“The right tool for the job” is a great slogan. It’s only a fraction of an analysis, though. Let’s see how it applies to monitoring products.
Nearly all engineers know this scheme, in one of several homely renderings: only an idiot would use a saw to hammer in screw; you don’t deliver a load of concrete in a Ferrari; or so on.
The problem with the slogan also shows up in several ways, best summarized like this: ask five different engineers for the right tool for a particular situation, and you’re likely to get six answers. Too often “right tool” is a rhetorical club aimed to close an argument, rather than the starting point for a thoughtful decision.
Monitoring’s difficulties
This particularly applies for organizations selecting tools to monitor software and end-user experience (EUE). Monitoring software must respond in real-time–often in less than a second–while running unattended for months at a stretch. Monitoring software is a substantial investment whose long-term characteristics are related only weakly to anything that can be determined beforehand. Reliability and availability are paramount virtues for monitoring software, yet there is no independent measurement of these crucial indicators. Selection of a monitoring tool can feel more like a mail-order marriage than an engineering project.
What’s the solution? One step is to recognize that “right tool” has a lot to do with organizational environment. In most companies, a mediocre tool which is the responsibility of an enthusiastic advocate ends up providing more benefit than a top-end purchase that no one bothers to consult after installation. Another big predictor of success: persistence and a good attitude within the vendor’s support team. IBM once was famous for teaching this lesson: with enough commitment and personal attention to “customer satisfaction“, even the most underdone systems could be enhanced to usability.
Here are a few ideas, then, to help you locate the “right tool” for your monitoring jobs:
- Most of your use of the tool will be “in maintenance mode”: after you’ve configured and customized it to your specific requirements.
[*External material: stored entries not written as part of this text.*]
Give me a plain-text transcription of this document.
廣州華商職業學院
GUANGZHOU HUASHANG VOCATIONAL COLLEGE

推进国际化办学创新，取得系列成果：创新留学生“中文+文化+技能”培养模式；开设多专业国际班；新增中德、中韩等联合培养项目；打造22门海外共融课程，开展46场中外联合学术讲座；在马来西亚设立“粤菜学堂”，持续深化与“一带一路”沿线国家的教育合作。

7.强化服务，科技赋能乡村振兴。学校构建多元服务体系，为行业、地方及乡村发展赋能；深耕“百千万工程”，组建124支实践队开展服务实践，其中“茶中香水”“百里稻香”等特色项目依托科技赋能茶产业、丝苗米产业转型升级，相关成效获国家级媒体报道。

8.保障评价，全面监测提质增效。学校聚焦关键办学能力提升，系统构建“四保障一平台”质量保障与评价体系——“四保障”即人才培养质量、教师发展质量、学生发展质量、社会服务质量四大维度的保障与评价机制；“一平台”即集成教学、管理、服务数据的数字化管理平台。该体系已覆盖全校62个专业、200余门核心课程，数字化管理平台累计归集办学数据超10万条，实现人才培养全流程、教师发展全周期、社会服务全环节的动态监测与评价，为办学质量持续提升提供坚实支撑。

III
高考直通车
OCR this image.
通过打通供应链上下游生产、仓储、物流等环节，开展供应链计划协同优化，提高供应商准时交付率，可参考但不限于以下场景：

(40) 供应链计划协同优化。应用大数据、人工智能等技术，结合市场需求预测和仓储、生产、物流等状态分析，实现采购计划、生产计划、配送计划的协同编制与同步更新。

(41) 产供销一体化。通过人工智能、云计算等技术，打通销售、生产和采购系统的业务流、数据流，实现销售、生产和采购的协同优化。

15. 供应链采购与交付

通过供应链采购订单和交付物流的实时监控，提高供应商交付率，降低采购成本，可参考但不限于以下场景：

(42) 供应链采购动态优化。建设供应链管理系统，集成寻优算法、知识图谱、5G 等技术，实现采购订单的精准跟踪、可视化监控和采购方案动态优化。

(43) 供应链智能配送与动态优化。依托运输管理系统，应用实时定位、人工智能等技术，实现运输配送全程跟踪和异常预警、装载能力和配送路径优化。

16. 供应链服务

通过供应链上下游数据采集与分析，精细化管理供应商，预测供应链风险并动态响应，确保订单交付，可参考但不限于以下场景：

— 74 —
The difference between taking ten minutes or ten hours to get the first result, therefore, isn’t even rounding error in the ultimate calculation of the system’s success.
- On the other hand, whether the out-of-the-box experience takes ten minutes or ten hours to understand might be a powerful indicator of the over-all quality and approach of the product.
- Support and documentation matter. It also matters how the support and documentation fit your organization. Some companies only make progress with a physical person on-site to give individual guidance; others are perfectly comfortable or even prefer conducting support through e-mail. Be realistic about what works in your neighborhood.
- Work with the vendor and internal advocates to design meaningful milestones. An example: “within a week of installation, application AA or site SS needs to appear on the real-time dashboard. At that point, if someone experimentally pulls the network connection for server MM, the tool will diagnose the fault within five seconds.” The latency can just as well be five minutes; the essence is to construct an objective, useful measurement that fits your requirements.
- Plan ahead of time how to deal with misses. If your choice fails to meet its first milestones, do you replace it with a different product, stop payment to the original vendor, demand more effort from the product’s internal advocate, or have your own information technology (IT) team build a new tool? Any of these might be right for your situation; what’s sure, though, is that missing a milestone and taking no action doesn’t help.
EUE and other monitoring tools have enormous potential to improve your operations. Make the most of that potential by thinking through beforehand what is the “right tool” for you.